Without a written record outlining your compliance program and evidencing your due diligence efforts you will have no documentation to support your efforts in any investigation. A transaction that is inaccurately or incompletely recorded in your company's accounting records or those of your agent will suggest that the payment was improper and that company management knew of, and attempted to cover up a violation. Such actions will result in a more serious punishment for the entities and individuals involved. Thus consistent, accurate, and transparent recordkeeping practices should be written out and consistently implemented. Periodic internal or independent audits of your company's financial records will ensure proper recordkeeping and identify potential violations.

6.      Apply a 'global standard' to ensure compliance and cut costs; continuously review and improve on procedures.

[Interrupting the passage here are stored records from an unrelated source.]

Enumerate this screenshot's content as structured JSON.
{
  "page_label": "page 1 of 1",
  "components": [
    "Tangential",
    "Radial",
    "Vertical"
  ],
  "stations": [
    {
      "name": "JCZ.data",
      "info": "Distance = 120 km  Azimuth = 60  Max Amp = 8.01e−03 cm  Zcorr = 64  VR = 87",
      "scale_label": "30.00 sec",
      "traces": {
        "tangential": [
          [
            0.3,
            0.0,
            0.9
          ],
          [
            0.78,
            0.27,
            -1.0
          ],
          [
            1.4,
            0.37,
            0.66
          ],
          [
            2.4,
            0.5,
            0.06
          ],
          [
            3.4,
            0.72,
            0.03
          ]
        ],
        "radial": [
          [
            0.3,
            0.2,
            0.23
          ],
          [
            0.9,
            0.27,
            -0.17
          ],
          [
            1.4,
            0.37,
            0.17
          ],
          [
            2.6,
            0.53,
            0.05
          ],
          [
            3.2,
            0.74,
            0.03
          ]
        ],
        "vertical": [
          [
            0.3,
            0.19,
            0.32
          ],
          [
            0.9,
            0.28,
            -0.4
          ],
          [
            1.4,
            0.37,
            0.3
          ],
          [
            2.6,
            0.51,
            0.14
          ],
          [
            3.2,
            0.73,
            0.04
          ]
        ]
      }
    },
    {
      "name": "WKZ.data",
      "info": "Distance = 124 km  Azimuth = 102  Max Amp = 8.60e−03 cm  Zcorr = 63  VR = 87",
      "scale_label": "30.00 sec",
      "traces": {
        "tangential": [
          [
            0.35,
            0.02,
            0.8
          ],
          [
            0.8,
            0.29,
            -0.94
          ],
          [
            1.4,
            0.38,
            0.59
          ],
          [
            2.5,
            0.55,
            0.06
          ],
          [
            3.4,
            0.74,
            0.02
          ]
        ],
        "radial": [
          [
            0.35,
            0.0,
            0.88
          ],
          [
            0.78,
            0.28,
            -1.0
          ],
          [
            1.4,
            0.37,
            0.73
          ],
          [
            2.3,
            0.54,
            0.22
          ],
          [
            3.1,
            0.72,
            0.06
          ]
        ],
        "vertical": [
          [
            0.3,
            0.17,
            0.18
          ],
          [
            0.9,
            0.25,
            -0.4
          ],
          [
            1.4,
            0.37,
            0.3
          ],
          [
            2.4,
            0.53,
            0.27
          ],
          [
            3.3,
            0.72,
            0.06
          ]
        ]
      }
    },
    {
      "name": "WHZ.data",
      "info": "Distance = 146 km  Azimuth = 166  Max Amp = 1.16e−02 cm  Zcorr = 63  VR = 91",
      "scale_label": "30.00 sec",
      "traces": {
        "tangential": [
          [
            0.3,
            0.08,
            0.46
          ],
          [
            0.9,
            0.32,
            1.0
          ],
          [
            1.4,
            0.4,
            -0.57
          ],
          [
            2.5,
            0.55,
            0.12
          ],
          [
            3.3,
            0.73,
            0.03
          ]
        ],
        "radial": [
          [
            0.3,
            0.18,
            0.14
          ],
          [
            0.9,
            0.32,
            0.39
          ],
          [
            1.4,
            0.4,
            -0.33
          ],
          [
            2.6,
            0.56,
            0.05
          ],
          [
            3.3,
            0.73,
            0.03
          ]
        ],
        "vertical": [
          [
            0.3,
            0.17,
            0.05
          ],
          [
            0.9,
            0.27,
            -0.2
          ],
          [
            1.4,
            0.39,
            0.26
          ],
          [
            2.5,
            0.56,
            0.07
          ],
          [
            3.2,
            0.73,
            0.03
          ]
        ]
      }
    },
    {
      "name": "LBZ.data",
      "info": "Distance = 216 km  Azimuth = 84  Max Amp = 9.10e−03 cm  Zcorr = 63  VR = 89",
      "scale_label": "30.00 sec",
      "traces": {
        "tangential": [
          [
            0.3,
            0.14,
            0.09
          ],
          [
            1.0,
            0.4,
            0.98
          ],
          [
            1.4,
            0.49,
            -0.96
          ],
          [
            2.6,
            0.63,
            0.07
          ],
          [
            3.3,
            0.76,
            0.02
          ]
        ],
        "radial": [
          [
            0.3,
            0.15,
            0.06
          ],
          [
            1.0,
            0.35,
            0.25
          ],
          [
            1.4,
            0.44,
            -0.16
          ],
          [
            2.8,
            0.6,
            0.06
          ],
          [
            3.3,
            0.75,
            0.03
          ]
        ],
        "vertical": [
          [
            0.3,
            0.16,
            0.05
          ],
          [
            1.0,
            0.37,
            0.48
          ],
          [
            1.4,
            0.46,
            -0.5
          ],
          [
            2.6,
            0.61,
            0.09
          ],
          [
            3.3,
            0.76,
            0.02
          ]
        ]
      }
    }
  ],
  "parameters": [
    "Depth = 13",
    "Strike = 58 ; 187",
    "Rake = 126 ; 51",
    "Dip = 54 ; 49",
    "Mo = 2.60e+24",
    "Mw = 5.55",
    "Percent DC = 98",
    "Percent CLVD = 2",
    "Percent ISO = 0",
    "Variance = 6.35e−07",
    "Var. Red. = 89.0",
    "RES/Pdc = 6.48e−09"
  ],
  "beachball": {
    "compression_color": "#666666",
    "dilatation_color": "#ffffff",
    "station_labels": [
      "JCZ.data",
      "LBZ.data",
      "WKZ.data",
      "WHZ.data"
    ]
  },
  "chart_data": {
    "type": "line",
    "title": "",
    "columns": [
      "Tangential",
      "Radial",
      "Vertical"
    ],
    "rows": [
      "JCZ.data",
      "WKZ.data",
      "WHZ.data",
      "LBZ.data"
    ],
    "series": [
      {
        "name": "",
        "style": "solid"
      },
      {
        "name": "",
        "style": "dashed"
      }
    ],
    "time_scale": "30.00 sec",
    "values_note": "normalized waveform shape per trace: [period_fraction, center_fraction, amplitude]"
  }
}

Because U.S.-China investments implicate both countries' anti-corruption regimes, it is advisable to adopt a 'global standard' that satisfies the requirements of both countries' specific legislation.  Generally, the United Kingdom's Bribery Act of 2010 is used as the basis for a global standard, since it serves as the international high water mark for anti-bribery legislation with a strict liability provision. Establishing a global standard that satisfies the laws of every jurisdiction in which your company does business can save you the cost of establishing separate programs for each jurisdiction, and eliminate any confusion that may result from having multiple policies that apply in different parts of the world.

That said, a global standard does not eliminate the need for periodic reviews of your compliance program itself to identify weaknesses or holes in your procedures, and address new or newly-discovered industry or country-specific risks. Often, outside counsel is best able to provide an unbiased assessment of an existing program and propose recommendations for changes.